Students develop a deep understanding of the media and develop expertise on journalistic and mass-mediated problems and issues. They become better consumers of media messages, developers of content, and critics of mediated subject matter.

Because each student’s goals are unique, the program is flexible in developing individual program curricula. In the end, students balance the discipline’s varied traditions in theory, history, and research with attention paid especially to the changing media landscape of the twenty-first century.

Independent Study

A student interested in studying a topic not offered can team up with a journalism faculty member for an independent study.

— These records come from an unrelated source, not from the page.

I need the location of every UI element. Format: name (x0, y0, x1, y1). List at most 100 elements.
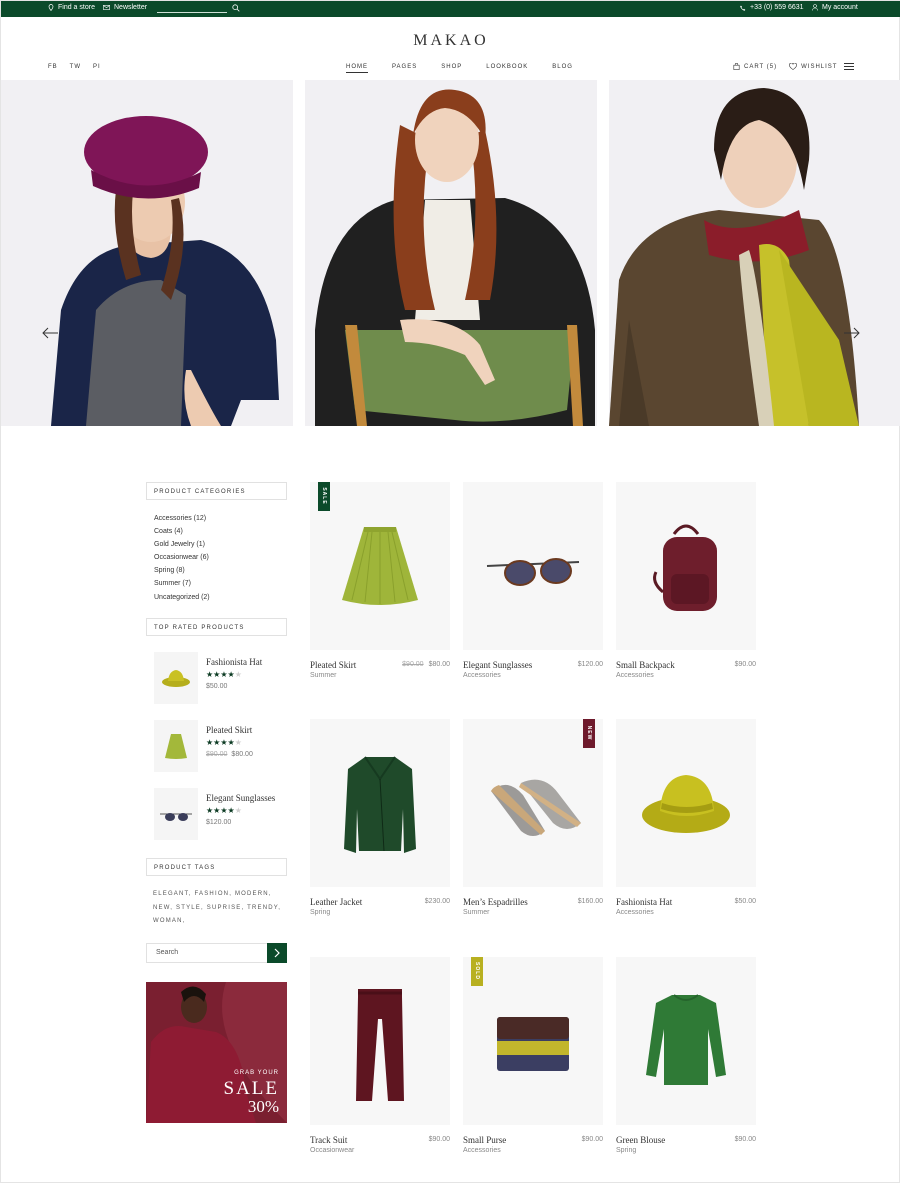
product-category[interactable]: Accessories (616, 909, 654, 916)
social-link-tw[interactable]: TW (70, 64, 81, 70)
top-rated-item[interactable]: Elegant Sunglasses ★★★★★ $120.00 (154, 788, 299, 843)
product-price: $120.00 (577, 661, 603, 668)
nav-lookbook[interactable]: LOOKBOOK (486, 64, 528, 70)
product-name[interactable]: Green Blouse (616, 1135, 665, 1145)
nav-pages[interactable]: PAGES (392, 64, 417, 70)
wishlist-label: WISHLIST (801, 63, 838, 70)
product-thumb[interactable] (154, 652, 198, 704)
product-image[interactable] (310, 957, 450, 1125)
product-name[interactable]: Elegant Sunglasses (463, 660, 532, 670)
menu-icon[interactable] (844, 63, 854, 72)
phone-link[interactable]: +33 (0) 559 6631 (740, 4, 804, 11)
product-card[interactable]: Fashionista Hat Accessories $50.00 (616, 719, 756, 916)
product-name[interactable]: Pleated Skirt (310, 660, 356, 670)
account-label: My account (822, 4, 858, 11)
espadrilles-image (491, 779, 581, 836)
product-name[interactable]: Small Purse (463, 1135, 506, 1145)
wishlist-link[interactable]: WISHLIST (789, 63, 837, 70)
newsletter-link[interactable]: Newsletter (103, 4, 147, 11)
category-link[interactable]: Gold Jewelry (1) (154, 538, 210, 551)
sunglasses-thumb-image (160, 813, 192, 821)
category-link[interactable]: Coats (4) (154, 525, 210, 538)
product-thumb[interactable] (154, 720, 198, 772)
category-link[interactable]: Occasionwear (6) (154, 551, 210, 564)
product-price: $90.00 (581, 1136, 603, 1143)
cart-link[interactable]: CART (5) (733, 63, 777, 70)
product-card[interactable]: Elegant Sunglasses Accessories $120.00 (463, 482, 603, 679)
product-image[interactable] (310, 482, 450, 650)
rating-stars: ★★★★★ (206, 738, 242, 747)
top-rated-widget-title: TOP RATED PRODUCTS (146, 618, 287, 636)
tag-line[interactable]: WOMAN, (153, 915, 293, 929)
product-card[interactable]: Small Backpack Accessories $90.00 (616, 482, 756, 679)
product-image[interactable] (310, 719, 450, 887)
account-link[interactable]: My account (812, 4, 858, 11)
main-nav: HOME PAGES SHOP LOOKBOOK BLOG (346, 64, 573, 73)
backpack-image (653, 524, 717, 611)
search-submit-button[interactable] (267, 943, 287, 963)
newsletter-input[interactable] (157, 12, 227, 13)
product-card[interactable]: Green Blouse Spring $90.00 (616, 957, 756, 1154)
category-link[interactable]: Spring (8) (154, 564, 210, 577)
product-card[interactable]: Leather Jacket Spring $230.00 (310, 719, 450, 916)
product-category[interactable]: Occasionwear (310, 1147, 354, 1154)
product-category[interactable]: Accessories (463, 672, 501, 679)
tag-cloud: ELEGANT, FASHION, MODERN, NEW, STYLE, SU… (153, 888, 293, 929)
skirt-thumb-image (165, 734, 187, 759)
nav-shop[interactable]: SHOP (441, 64, 462, 70)
product-category[interactable]: Spring (310, 909, 330, 916)
search-icon[interactable] (232, 4, 240, 12)
tag-line[interactable]: ELEGANT, FASHION, MODERN, (153, 888, 293, 902)
product-category[interactable]: Summer (310, 672, 336, 679)
top-rated-item[interactable]: Fashionista Hat ★★★★★ $50.00 (154, 652, 299, 707)
promo-line-3: 30% (247, 1097, 279, 1116)
find-store-link[interactable]: Find a store (48, 4, 95, 11)
product-image[interactable] (463, 957, 603, 1125)
tag-line[interactable]: NEW, STYLE, SUPRISE, TRENDY, (153, 902, 293, 916)
product-image[interactable] (463, 482, 603, 650)
location-pin-icon (48, 4, 54, 11)
product-name[interactable]: Small Backpack (616, 660, 675, 670)
social-link-fb[interactable]: FB (48, 64, 58, 70)
site-logo[interactable]: MAKAO (1, 32, 900, 50)
product-card[interactable]: SOLD Small Purse Accessories $90.00 (463, 957, 603, 1154)
product-name[interactable]: Fashionista Hat (616, 897, 672, 907)
slider-next-arrow[interactable] (843, 326, 861, 339)
nav-blog[interactable]: BLOG (552, 64, 573, 70)
product-image[interactable] (616, 957, 756, 1125)
product-name[interactable]: Track Suit (310, 1135, 347, 1145)
category-link[interactable]: Uncategorized (2) (154, 591, 210, 604)
category-link[interactable]: Summer (7) (154, 577, 210, 590)
product-category[interactable]: Summer (463, 909, 489, 916)
product-card[interactable]: NEW Men’s Espadrilles Summer $160.00 (463, 719, 603, 916)
product-card[interactable]: SALE Pleated Skirt Summer $90.00 $80.00 (310, 482, 450, 679)
nav-home[interactable]: HOME (346, 64, 368, 73)
product-image[interactable] (616, 719, 756, 887)
top-rated-name[interactable]: Elegant Sunglasses (206, 793, 275, 803)
social-link-pi[interactable]: PI (93, 64, 101, 70)
product-category[interactable]: Spring (616, 1147, 636, 1154)
tags-widget-title: PRODUCT TAGS (146, 858, 287, 876)
product-thumb[interactable] (154, 788, 198, 840)
hero-slide-beret (1, 80, 293, 426)
product-category[interactable]: Accessories (616, 672, 654, 679)
top-rated-item[interactable]: Pleated Skirt ★★★★★ $90.00 $80.00 (154, 720, 299, 775)
sidebar-search[interactable]: Search (146, 943, 287, 963)
category-link[interactable]: Accessories (12) (154, 512, 210, 525)
heart-icon (789, 63, 797, 70)
leather-jacket-image (344, 756, 416, 853)
product-image[interactable] (463, 719, 603, 887)
top-rated-name[interactable]: Pleated Skirt (206, 725, 252, 735)
product-card[interactable]: Track Suit Occasionwear $90.00 (310, 957, 450, 1154)
product-image[interactable] (616, 482, 756, 650)
product-category[interactable]: Accessories (463, 1147, 501, 1154)
product-name[interactable]: Leather Jacket (310, 897, 362, 907)
top-rated-name[interactable]: Fashionista Hat (206, 657, 262, 667)
product-name[interactable]: Men’s Espadrilles (463, 897, 528, 907)
new-badge: NEW (583, 719, 595, 748)
top-rated-price: $120.00 (206, 819, 232, 826)
search-input[interactable]: Search (156, 949, 178, 956)
chevron-right-icon (274, 948, 280, 958)
slider-prev-arrow[interactable] (41, 326, 59, 339)
sale-promo-banner[interactable]: GRAB YOUR SALE 30% (146, 982, 287, 1123)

Faculty members mentor and supervise students as they explore niche areas of interest within the field of journalism.

  • The student must be admitted to the major
  • If an undergraduate the student must be in junior or senior standing
  • The student must find a faculty member before registration that can come up with a plan of study for the semester
  • Pairing must be reviewed and approved by the department undergraduate or graduate coordinator
    • JOUR 493 - Gregory Borchard
    • JMS 795 - Benjamin Burroughs
  • Class credits can count for one to three credits
  • Can be repeated up to six credits

Degree Worksheets

Progress can be tracked by using a degree worksheet. Print and fill one out before seeing an advisor for faster, more informative meetings. Update it as needed to track academic progress.